More than half of adults under age 65 are insured through their jobs, while about a quarter are enrolled in Medicaid or have insurance through the individual market, the report said. Among those with health coverage, 29 percent said they were underinsured in 2018, up from 23 percent in 2014, the survey found.
In 2018, 41 percent of underinsured adults said they had delayed care and 47 percent said they had trouble paying their medical bills. Among those with adequate health coverage, meanwhile, 23 percent said they had put off care, while 25 percent said they had problems with medical expenses.
The increase in Americans with leaner health coverage has largely been driven by employer-based plans, not the ACA’s individual marketplaces, The Commonwealth Fund found.
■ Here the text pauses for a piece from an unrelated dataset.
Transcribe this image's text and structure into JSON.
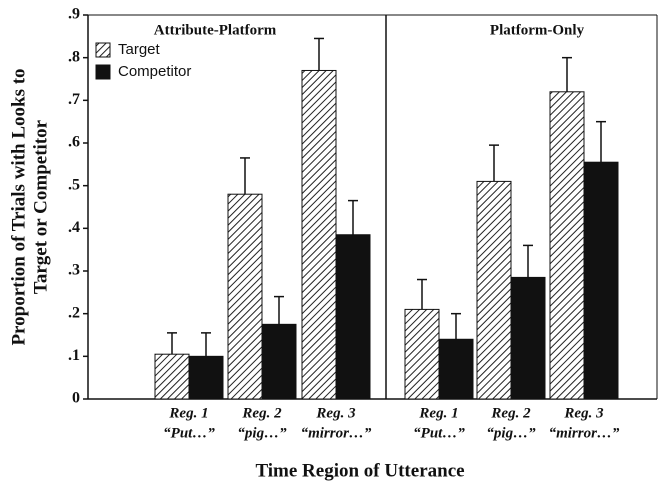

As health care costs have risen, employers have asked workers to shoulder some of the burden by offering plans with higher deductibles or requiring them to pay a larger share of premiums.
The findings indicate efforts to get people onto job-based plans aren’t enough to get them access to care, and that policymakers should address the “relatively quick erosion of employer coverage and its impact on workers,” Dr. David Blumenthal, president of the Commonwealth Fund, said in a statement.
Coverage gaps due to reasons like job loss also affect people’s ability to access care, even if these lapses are temporary. While coverage gaps tend to be shorter now than before the ACA, adults with continuous health insurance were more likely to get their recommended primary care and cancer screenings than those with gaps in coverage, the survey found, even if they were underinsured.
Efforts by the Trump administration to weaken the ACA also play a role. Last year, for example, the administration issued new insurance rules that expanded access to inexpensive, short-term health plans, which are exempt from ACA protections for pre-existing conditions. But nearly a dozen states have set their own short-term plan limits since then, according to the Center on Budget and Policy Priorities.
“Health care costs are primarily what’s driving growth in premiums across all health insurance markets,” the report said, and policy efforts to improve health coverage should be paired with attempts to cut medical spending. The Commonwealth Fund cited the shift toward payment models that reward health care providers by health outcomes, not by the volume of services they deliver, as a promising effort.
Policymakers also can address the rising cost of prescription drugs, which President Donald Trump cited as a priority during his State of the Union address this week, and should closely monitor proposed mergers between providers and payers, the report said.
“Moving forward, it will be essential to protect, and grow, the ACA’s coverage gains while also working to ensure people with health insurance can get and afford the care they need,” Collins said.